At the same time, Drake, who was hired by the university in 2005 just months before the liver scandal broke and remembers breaking ground on the hospital at one of his first public events, said the medical center has made progress over the last several years in management and safety.
"I'm extremely pleased with the dramatically increased level of transparency that we've made at many levels of our operation," Drake said.
At the helm of the new hospital on an interim basis is Terry Belmont, former chief executive of Long Beach Memorial Medical Center and Miller Children's Hospital.
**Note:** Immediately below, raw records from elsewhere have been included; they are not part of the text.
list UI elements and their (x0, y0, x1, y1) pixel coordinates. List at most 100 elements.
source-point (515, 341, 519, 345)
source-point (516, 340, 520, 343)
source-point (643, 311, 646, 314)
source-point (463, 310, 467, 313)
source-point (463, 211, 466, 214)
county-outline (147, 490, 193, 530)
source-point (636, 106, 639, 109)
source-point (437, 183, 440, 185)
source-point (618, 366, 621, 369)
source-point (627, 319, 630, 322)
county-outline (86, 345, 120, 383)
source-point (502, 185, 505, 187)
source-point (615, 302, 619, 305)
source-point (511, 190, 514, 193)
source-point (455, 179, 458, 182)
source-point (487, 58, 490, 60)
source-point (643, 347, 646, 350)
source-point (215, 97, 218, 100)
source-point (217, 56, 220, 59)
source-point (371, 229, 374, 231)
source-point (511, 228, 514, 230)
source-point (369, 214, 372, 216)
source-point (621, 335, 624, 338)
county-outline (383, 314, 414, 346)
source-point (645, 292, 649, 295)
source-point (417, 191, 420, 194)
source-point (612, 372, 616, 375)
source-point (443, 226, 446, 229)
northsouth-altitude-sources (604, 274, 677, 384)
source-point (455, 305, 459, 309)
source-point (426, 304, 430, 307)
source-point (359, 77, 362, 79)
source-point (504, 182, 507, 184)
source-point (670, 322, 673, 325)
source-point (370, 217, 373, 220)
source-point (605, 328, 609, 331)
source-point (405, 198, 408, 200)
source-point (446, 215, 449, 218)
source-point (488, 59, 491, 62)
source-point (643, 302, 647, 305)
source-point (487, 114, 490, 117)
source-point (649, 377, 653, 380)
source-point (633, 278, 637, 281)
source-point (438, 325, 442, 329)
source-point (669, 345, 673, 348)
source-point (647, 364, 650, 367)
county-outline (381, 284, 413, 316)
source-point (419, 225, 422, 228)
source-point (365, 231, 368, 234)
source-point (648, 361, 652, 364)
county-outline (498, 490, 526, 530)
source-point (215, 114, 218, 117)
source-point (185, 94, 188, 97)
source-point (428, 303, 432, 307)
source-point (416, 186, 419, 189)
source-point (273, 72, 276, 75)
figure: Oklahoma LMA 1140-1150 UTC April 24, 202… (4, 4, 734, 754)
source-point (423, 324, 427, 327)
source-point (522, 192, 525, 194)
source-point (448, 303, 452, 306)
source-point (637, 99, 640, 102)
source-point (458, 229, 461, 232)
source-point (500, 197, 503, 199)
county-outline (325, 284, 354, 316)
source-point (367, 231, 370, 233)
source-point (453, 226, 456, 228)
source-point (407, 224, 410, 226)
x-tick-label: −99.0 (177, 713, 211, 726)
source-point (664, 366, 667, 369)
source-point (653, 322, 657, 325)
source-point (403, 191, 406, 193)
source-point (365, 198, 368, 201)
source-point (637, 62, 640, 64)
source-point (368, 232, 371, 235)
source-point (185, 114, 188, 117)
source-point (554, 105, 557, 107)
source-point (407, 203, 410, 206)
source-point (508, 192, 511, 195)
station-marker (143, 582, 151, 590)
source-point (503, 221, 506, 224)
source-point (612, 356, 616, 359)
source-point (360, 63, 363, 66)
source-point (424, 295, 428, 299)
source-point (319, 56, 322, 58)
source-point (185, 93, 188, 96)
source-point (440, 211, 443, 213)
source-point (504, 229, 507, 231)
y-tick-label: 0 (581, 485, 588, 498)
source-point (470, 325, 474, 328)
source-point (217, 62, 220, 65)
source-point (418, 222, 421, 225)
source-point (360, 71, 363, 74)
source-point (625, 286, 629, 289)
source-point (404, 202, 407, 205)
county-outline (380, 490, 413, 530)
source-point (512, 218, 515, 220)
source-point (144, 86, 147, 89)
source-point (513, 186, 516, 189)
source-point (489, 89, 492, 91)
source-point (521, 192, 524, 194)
His hope is that the new building will help UCI escape past stigmas and focus on its hallmarks, like its Cancer Center, the county's only regional burn center and its Neonatal Intensive Care Unit.
"This is one more step that reaffirms to the community that we are a hospital for the entire county," he said. The facility took more than a decade of planning and just over three years to build, and is being paid for mostly through $235 million in state public works bonds and $202 million in debt issued by the university as hospital revenue bonds, which the hospital will pay off over 40 years. Other funding includes $33 million contributed by donors. The fundraising goal is $50 million.
"Every time we have a new hospital opening beds, we're screaming, 'Hooray,' " said James Strebig, president of the Orange County Medical Assn., who also teaches medical students at UCI and UCLA. "I think it's going to be successful and serve the population of Orange County very well."
And while Strebig acknowledges that UCI's past problems could be a liability, he hopes they don't prove to be lasting.
"Most institutions have their bad apples, and UCI has had its fair share," he said. "I hope the last ones have been rooted out of the barrel."